Ok let's unleash the potential of BioGrid. By putting together an automatic system to generate and submit jobs on a queue systems and a command line template approach, we can do some interesting things.

Numerical parameters sampling and testing

The tipical scenario is when I have to run a tool on a new dataset and I would like to test different parameters to asses which are the better ones for my analysis. This can be easily done with BioGrid. For example:

bio-grid -i "/data/Project_X/Sample_Y/*_R1_*.fastq.gz","/data/Project_X/Sample_Y/*_R2_*.fastq.gz" -n bowtie_mapping -c "/software/bowtie2 -x /genomes/genome_index -p 8 -L <22,32,2> -1 <input1> -2 <input2> > <output>.sam" -o /data/Project_X/Sample_Y_mapping -s 1 -p 8 -r /results/Sample_Y_mapping -e -t

The key points here are the -L <22,32,2> in the command line template and the -t options of BioGrid. The first is a way to tell BioGrid to generate a number of similar jobs, each one with a different value for the parameter -L. The values are decided based on the information passsed within the < >:

the first number is the first value that the parameter will take
the second number is the last value that the parameter will take
the third number is the increment to generate the range of values in between

So in this case, the -L parameter will take 6 different values: 22, 24, 26, 28, 30 and 32.

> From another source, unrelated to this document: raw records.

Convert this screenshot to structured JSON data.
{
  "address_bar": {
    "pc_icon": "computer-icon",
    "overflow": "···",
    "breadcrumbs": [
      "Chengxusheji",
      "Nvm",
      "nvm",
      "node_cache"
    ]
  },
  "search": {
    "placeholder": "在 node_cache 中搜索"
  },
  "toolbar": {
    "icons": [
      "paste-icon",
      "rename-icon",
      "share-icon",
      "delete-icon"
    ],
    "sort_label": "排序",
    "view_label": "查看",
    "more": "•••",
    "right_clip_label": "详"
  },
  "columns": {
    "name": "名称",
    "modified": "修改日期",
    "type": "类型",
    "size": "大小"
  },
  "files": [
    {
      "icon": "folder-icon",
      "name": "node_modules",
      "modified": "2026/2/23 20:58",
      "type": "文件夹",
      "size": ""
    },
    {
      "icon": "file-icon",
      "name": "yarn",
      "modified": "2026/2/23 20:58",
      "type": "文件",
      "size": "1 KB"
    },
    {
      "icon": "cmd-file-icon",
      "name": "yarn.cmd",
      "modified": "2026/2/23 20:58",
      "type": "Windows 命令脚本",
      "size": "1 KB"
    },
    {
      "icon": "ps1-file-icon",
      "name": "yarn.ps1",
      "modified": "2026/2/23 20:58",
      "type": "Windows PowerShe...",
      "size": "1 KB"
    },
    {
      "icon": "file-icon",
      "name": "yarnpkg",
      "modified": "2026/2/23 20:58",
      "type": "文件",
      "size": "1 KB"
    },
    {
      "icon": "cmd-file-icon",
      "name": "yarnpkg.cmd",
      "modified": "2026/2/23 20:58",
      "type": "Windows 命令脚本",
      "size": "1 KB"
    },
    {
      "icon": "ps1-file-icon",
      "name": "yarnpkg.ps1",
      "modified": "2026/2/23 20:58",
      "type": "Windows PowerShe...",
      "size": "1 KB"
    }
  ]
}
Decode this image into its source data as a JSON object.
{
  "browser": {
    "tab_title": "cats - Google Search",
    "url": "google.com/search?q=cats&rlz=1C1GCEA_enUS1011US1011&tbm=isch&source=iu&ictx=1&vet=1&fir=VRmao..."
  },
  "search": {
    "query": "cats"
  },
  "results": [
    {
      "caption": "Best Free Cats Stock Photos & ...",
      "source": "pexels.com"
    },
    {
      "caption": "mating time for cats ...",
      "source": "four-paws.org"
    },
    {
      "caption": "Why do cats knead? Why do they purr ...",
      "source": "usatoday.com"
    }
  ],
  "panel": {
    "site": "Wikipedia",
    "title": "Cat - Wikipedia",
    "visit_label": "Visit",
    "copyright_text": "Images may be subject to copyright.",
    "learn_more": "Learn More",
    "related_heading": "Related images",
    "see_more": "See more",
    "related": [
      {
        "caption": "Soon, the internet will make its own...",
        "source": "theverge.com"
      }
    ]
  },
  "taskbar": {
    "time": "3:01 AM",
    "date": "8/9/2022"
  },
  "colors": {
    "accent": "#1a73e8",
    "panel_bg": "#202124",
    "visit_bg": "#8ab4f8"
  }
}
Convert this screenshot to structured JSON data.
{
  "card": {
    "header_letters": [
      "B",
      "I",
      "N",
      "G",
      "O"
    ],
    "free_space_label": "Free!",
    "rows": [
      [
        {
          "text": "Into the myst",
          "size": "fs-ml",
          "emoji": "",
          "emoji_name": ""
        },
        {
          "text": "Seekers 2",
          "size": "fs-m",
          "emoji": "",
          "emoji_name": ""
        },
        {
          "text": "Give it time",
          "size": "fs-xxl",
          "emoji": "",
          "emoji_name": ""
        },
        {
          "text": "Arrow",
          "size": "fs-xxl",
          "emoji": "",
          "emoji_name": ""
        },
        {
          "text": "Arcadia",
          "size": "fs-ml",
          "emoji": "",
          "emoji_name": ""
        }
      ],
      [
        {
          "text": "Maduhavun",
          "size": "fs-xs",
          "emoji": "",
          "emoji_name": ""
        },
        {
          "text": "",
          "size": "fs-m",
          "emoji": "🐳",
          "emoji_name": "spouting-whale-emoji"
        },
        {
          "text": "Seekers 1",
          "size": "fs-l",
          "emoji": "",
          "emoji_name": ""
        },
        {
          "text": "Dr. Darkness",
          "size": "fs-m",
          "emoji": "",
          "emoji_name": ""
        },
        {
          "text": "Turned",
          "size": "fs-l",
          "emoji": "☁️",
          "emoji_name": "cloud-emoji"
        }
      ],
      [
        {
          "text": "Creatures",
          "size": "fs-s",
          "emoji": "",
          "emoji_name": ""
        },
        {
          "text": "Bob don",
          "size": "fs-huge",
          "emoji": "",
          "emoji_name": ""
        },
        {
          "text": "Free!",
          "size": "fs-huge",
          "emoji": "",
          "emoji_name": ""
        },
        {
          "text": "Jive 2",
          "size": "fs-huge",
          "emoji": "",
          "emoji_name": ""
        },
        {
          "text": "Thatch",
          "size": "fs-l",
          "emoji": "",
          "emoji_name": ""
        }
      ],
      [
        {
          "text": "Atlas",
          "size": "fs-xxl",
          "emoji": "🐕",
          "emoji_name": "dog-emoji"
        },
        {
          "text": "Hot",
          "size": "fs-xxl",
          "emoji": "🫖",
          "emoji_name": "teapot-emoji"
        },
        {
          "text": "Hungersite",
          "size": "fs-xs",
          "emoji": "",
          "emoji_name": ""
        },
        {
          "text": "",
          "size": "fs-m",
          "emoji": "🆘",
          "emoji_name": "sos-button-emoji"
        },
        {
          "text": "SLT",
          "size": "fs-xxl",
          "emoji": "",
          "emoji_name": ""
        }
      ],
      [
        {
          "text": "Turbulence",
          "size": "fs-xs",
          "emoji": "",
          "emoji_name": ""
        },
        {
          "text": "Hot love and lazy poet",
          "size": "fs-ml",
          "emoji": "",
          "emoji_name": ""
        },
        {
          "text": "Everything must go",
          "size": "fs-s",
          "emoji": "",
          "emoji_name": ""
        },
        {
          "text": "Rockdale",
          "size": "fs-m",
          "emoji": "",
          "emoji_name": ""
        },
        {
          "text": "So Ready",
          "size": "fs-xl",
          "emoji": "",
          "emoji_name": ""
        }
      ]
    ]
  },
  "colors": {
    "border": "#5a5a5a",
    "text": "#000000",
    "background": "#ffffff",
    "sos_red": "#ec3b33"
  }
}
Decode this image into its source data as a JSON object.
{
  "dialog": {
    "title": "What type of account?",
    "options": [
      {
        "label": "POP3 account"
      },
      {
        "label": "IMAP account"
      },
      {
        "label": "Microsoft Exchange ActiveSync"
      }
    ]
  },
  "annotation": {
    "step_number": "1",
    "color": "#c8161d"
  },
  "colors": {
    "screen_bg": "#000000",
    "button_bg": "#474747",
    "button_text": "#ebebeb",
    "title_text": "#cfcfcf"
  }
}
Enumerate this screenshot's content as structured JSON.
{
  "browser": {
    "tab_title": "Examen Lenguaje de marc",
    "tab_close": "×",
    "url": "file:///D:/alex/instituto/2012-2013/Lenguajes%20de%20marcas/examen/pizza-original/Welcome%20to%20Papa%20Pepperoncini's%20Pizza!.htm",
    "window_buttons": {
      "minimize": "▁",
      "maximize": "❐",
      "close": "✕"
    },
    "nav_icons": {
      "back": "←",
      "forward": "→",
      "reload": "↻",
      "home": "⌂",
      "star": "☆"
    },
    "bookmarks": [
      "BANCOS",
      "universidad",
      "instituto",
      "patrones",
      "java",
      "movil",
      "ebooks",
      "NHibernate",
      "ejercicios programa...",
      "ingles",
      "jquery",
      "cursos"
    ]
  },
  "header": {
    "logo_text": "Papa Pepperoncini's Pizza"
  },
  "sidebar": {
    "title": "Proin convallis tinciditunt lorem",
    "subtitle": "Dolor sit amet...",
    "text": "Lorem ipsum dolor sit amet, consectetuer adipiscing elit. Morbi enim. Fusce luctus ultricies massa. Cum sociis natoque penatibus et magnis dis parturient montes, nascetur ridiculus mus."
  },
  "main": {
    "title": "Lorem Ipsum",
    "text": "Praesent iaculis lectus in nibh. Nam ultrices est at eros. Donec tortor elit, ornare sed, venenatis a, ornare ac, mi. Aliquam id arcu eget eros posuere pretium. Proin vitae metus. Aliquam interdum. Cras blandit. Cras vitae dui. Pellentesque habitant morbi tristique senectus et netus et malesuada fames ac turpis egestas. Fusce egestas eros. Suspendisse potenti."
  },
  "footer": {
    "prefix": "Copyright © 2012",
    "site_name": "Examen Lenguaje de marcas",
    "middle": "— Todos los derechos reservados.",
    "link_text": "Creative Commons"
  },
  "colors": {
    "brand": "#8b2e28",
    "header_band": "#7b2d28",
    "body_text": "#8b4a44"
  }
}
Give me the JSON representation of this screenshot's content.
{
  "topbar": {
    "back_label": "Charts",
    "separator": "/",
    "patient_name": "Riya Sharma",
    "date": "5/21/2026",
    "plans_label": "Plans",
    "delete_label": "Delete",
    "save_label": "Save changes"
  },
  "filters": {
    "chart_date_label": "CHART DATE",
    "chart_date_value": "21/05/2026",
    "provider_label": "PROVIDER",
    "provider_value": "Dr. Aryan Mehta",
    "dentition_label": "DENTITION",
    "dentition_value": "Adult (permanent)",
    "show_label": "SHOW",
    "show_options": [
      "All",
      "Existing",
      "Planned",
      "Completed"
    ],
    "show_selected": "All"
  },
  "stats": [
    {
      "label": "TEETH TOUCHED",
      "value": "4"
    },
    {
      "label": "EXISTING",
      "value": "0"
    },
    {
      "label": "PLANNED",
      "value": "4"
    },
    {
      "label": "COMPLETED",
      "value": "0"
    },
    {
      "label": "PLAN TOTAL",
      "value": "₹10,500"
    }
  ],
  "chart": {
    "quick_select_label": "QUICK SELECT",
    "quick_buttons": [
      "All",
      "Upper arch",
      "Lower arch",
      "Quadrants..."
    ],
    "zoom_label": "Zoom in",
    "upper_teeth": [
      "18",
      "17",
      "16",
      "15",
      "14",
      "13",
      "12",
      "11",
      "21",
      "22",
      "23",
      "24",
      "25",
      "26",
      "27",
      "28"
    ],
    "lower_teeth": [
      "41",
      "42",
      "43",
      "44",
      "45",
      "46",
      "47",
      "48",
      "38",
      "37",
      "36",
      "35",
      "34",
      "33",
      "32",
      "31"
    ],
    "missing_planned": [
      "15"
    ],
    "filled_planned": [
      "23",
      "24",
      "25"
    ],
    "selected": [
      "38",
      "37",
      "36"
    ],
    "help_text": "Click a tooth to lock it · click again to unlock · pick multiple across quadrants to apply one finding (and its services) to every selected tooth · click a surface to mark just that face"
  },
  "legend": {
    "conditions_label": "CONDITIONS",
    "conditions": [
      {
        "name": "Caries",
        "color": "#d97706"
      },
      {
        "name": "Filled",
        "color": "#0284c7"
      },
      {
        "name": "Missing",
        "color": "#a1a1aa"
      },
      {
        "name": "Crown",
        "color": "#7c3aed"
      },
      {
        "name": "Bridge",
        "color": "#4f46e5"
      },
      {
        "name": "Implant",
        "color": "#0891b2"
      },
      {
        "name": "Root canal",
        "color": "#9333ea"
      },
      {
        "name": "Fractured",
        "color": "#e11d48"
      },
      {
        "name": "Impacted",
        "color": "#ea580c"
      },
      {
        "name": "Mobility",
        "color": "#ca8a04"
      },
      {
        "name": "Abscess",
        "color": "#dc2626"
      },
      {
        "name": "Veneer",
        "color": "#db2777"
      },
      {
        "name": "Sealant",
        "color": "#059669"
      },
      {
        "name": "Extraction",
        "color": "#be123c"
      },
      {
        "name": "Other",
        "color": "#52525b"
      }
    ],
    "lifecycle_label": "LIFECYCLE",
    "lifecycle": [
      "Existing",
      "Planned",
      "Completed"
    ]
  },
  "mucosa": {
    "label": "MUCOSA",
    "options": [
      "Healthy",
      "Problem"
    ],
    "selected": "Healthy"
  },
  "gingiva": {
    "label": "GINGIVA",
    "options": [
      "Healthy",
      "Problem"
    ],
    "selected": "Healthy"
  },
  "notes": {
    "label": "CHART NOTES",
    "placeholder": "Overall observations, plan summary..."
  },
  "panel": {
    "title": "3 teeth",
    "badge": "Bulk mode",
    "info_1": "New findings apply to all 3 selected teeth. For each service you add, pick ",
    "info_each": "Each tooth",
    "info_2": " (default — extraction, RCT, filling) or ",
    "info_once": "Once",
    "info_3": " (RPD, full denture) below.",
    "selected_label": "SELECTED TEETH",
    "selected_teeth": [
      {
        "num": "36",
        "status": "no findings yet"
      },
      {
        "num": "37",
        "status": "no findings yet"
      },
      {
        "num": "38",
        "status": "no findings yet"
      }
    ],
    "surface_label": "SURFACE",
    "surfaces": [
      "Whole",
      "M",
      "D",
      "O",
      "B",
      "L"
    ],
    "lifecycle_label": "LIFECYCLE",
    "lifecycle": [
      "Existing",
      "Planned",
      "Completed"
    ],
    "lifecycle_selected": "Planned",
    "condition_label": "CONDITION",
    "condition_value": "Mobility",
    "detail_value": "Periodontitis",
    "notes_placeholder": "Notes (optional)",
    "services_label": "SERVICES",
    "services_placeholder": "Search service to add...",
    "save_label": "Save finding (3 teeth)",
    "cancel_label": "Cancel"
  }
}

Last but not least, the -t option is essential so that only a single job per input file (or group of files) will be executed. Sampling parameters values is a typical combinatorial approach and this option avoids generating hundreds of different jobs only to sample a parameter. Coming back to the initial example, if I have 60 pairs of FastQ files, without the -t option, the job number will be 60x6 = 360, which is just crazy when you only want to test different parameter values.

Others parameters sampling

If you want to sample non-numerical parameters, with BioGrid it is possible to use the --params option. So for instance, if I want to run Bowtie on my dataset to assess the results differences using the --sensitive, --very-sensitive and --fast options, I can do it easely in this way:

bio-grid -i "/data/Project_X/Sample_Y/*_R1_*.fastq.gz","/data/Project_X/Sample_Y/*_R2_*.fastq.gz" -n bowtie_mapping -c "/software/bowtie2 -x /genomes/genome_index -p 8 <param> -1 <input1> -2 <input2> > <output>.sam" -o /data/Project_X/Sample_Y_mapping -s 1 -p 8 -r /results/Sample_Y_mapping -e --param "--sensitive","--very-sensitive","--fast" -t

In this case, the key points are the <param> placeholder in the command line and the corresponding --params options in BioGrid, which specify a list of parameters to be used to generate and run different jobs, each one with a different parameter in the list. Again, even in this case, it is recommended to do parameters testing using the -t option, which only runs a single job and not the full job array.

So far, BioGrid does not support, for each run, sampling more than one parameter at the same time.

Contributing to bioruby-grid

Check out the latest master to make sure the feature hasn't been implemented or the bug hasn't been fixed yet.
Check out the issue tracker to make sure someone already hasn't requested it and/or contributed it.
Fork the project.
Start a feature/bugfix branch.
Commit and push until you are happy with your contribution.
Make sure to add tests for it. This is important so I don't break it in a future version unintentionally.
Please try not to mess with the Rakefile, version, or history. If you want to have your own version, or is otherwise necessary, that is fine, but please isolate to its own commit so I can cherry-pick around it.